Then Sperver, rising from his seat, took a lamp and demanded of Knapwurst the keys of the library, and beckoned to me to follow him.
We rapidly traversed the long dark gallery, then the armoury, and soon the archive-chamber appeared at the end of the great corridor.
All noises had died away in the distance. The place seemed quite deserted.
Once or twice I turned round, and could then see with a creeping feeling of dread our two long fantastic shadows in ghostly fashion writhing in strange distortions upon the high tapestry.

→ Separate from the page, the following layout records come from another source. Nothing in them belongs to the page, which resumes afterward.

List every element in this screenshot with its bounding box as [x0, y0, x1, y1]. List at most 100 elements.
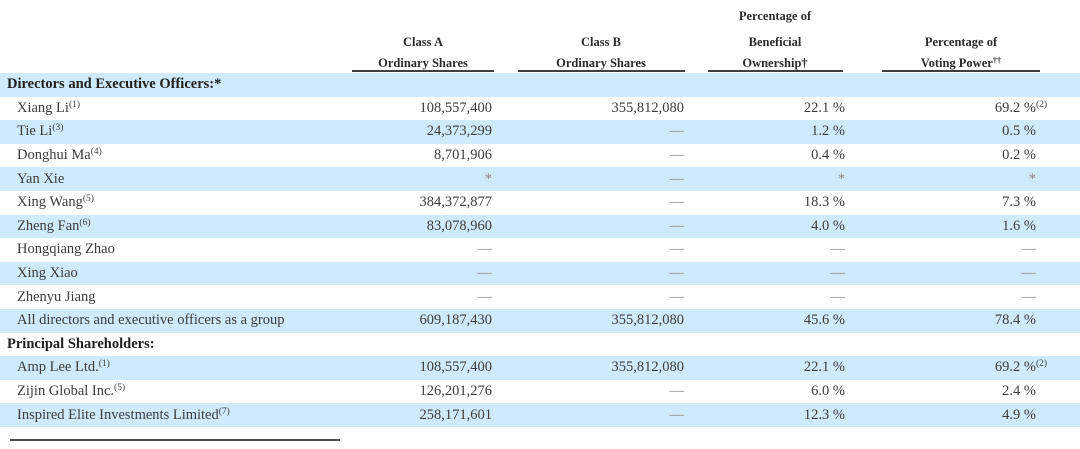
table-row: Principal Shareholders:: [0, 333, 1080, 357]
cell-class-a-shares: 24,373,299: [426, 123, 492, 140]
cell-pct-beneficial-ownership: 22.1 %: [803, 359, 845, 376]
cell-class-a-shares: 108,557,400: [419, 99, 493, 116]
header-class-a-line1: Class A: [403, 35, 443, 49]
cell-pct-beneficial-ownership: 4.0 %: [811, 217, 845, 234]
row-label: Zhenyu Jiang: [17, 288, 96, 305]
table-row: Hongqiang Zhao — — — —: [0, 238, 1080, 262]
table-row: Yan Xie * — * *: [0, 167, 1080, 191]
header-beneficial-pretitle: Percentage of: [738, 9, 812, 23]
header-class-b-line2: Ordinary Shares: [556, 56, 646, 70]
cell-pct-beneficial-ownership: 0.4 %: [811, 147, 845, 164]
header-voting-line1: Percentage of: [924, 35, 998, 49]
cell-pct-voting-power: 7.3 %: [1002, 194, 1036, 211]
cell-class-b-shares: —: [669, 170, 685, 187]
row-label: Zijin Global Inc.(5): [17, 383, 126, 400]
row-label: Hongqiang Zhao: [17, 241, 115, 258]
row-label: Inspired Elite Investments Limited(7): [17, 406, 230, 423]
table-row: Zheng Fan(6) 83,078,960 — 4.0 % 1.6 %: [0, 214, 1080, 239]
cell-pct-voting-power: 2.4 %: [1002, 383, 1036, 400]
cell-pct-beneficial-ownership: —: [830, 288, 846, 305]
cell-class-a-shares: 609,187,430: [419, 312, 493, 329]
header-class-a-line2: Ordinary Shares: [378, 56, 468, 70]
beneficial-underline: [708, 70, 843, 72]
header-voting-daggers: ††: [992, 55, 1002, 65]
cell-pct-beneficial-ownership: 22.1 %: [803, 99, 845, 116]
cell-pct-beneficial-ownership: 18.3 %: [803, 194, 845, 211]
cell-pct-beneficial-ownership: 1.2 %: [811, 123, 845, 140]
table-row: All directors and executive officers as …: [0, 308, 1080, 333]
cell-class-b-shares: —: [669, 147, 685, 164]
cell-class-b-shares: —: [669, 241, 685, 258]
table-row: Zhenyu Jiang — — — —: [0, 285, 1080, 309]
row-label: Xing Wang(5): [17, 194, 94, 211]
table-rows: Directors and Executive Officers:* Xiang …: [0, 73, 1080, 427]
header-class-b-line1: Class B: [581, 35, 621, 49]
cell-pct-beneficial-ownership: *: [837, 170, 845, 187]
cell-class-a-shares: 258,171,601: [419, 406, 493, 423]
table-row: Xing Wang(5) 384,372,877 — 18.3 % 7.3 %: [0, 191, 1080, 215]
cell-class-a-shares: 384,372,877: [419, 194, 493, 211]
table-row: Directors and Executive Officers:*: [0, 73, 1080, 97]
cell-class-b-shares: —: [669, 265, 685, 282]
cell-class-a-shares: —: [477, 241, 493, 258]
table-row: Donghui Ma(4) 8,701,906 — 0.4 % 0.2 %: [0, 144, 1080, 168]
cell-pct-voting-power: *: [1028, 170, 1036, 187]
cell-pct-voting-power: 1.6 %: [1002, 217, 1036, 234]
class-a-underline: [352, 70, 494, 72]
cell-pct-voting-power: —: [1021, 288, 1037, 305]
row-label: Zheng Fan(6): [17, 217, 91, 234]
footnote-ref: (7): [218, 406, 230, 417]
header-voting-label: Voting Power: [920, 56, 993, 70]
table-row: Xing Xiao — — — —: [0, 261, 1080, 286]
cell-pct-voting-power: 69.2 %(2): [994, 99, 1048, 116]
cell-pct-voting-power: 0.2 %: [1002, 147, 1036, 164]
cell-pct-beneficial-ownership: —: [830, 241, 846, 258]
cell-pct-beneficial-ownership: 45.6 %: [803, 312, 845, 329]
cell-pct-voting-power: 0.5 %: [1002, 123, 1036, 140]
footnote-ref: (5): [114, 383, 126, 394]
cell-class-a-shares: 8,701,906: [434, 147, 492, 164]
cell-class-a-shares: *: [484, 170, 492, 187]
row-label: All directors and executive officers as …: [17, 312, 285, 329]
cell-class-b-shares: —: [669, 383, 685, 400]
cell-pct-beneficial-ownership: 6.0 %: [811, 383, 845, 400]
cell-class-b-shares: —: [669, 123, 685, 140]
row-label: Yan Xie: [17, 170, 65, 187]
footnote-ref: (6): [79, 217, 91, 228]
row-label: Directors and Executive Officers:*: [7, 76, 222, 93]
cell-pct-voting-power: —: [1021, 241, 1037, 258]
row-label: Tie Li(3): [17, 123, 64, 140]
table-row: Xiang Li(1) 108,557,400 355,812,080 22.1 % 6…: [0, 97, 1080, 121]
row-label: Xiang Li(1): [17, 99, 81, 116]
cell-pct-voting-power: 4.9 %: [1002, 406, 1036, 423]
table-row: Inspired Elite Investments Limited(7) 258…: [0, 403, 1080, 427]
cell-class-b-shares: 355,812,080: [611, 99, 685, 116]
row-label: Donghui Ma(4): [17, 147, 102, 164]
cell-class-a-shares: —: [477, 288, 493, 305]
table-row: Tie Li(3) 24,373,299 — 1.2 % 0.5 %: [0, 120, 1080, 144]
footnote-ref: (1): [98, 359, 110, 370]
footnote-ref: (1): [68, 99, 81, 110]
class-b-underline: [518, 70, 685, 72]
row-label: Principal Shareholders:: [7, 335, 155, 352]
cell-class-a-shares: —: [477, 265, 493, 282]
cell-class-b-shares: —: [669, 194, 685, 211]
footnote-ref: (3): [52, 123, 64, 134]
cell-class-b-shares: 355,812,080: [611, 359, 685, 376]
table-row: Amp Lee Ltd.(1) 108,557,400 355,812,080 22.…: [0, 356, 1080, 380]
cell-pct-beneficial-ownership: —: [830, 265, 846, 282]
row-label: Xing Xiao: [17, 265, 78, 282]
header-beneficial-line1: Beneficial: [748, 35, 802, 49]
header-voting-line2: Voting Power††: [920, 55, 1002, 70]
cell-class-b-shares: —: [669, 217, 685, 234]
cell-class-b-shares: —: [669, 406, 685, 423]
header-beneficial-line2: Ownership†: [742, 56, 808, 70]
footnote-ref: (5): [82, 194, 94, 205]
cell-pct-voting-power: 69.2 %(2): [994, 359, 1048, 376]
row-label: Amp Lee Ltd.(1): [17, 359, 110, 376]
cell-class-b-shares: —: [669, 288, 685, 305]
table-row: Zijin Global Inc.(5) 126,201,276 — 6.0 % 2.4…: [0, 380, 1080, 404]
voting-underline: [882, 70, 1040, 72]
cell-class-a-shares: 83,078,960: [426, 217, 492, 234]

Sperver quickly opened the old oak door, and with torch uplifted, his hair all bristling in disorder, and excited features, walked in the first. Standing before the portrait of Hedwige, whose likeness to the young countess had struck me at our first visit to the library, he addressed me in these solemn words:—
"Here is she who was to return to comfort and pity me! She has returned! At this moment she is downstairs with the old count. Look well, Fritz; do you recognise her? Is it not Odile?"
Then turning to the picture of Hugh's second wife—
"There," he said, "is Huldine, the she-wolf. For a thousand years she has wept in the deep gorges amongst the pine forests of the Schwartzwald; she was the cause of the death of poor Lieverlé; but henceforward the lords of Nideck may rest securely, for justice is done, and the good angel of this lordly house has returned!"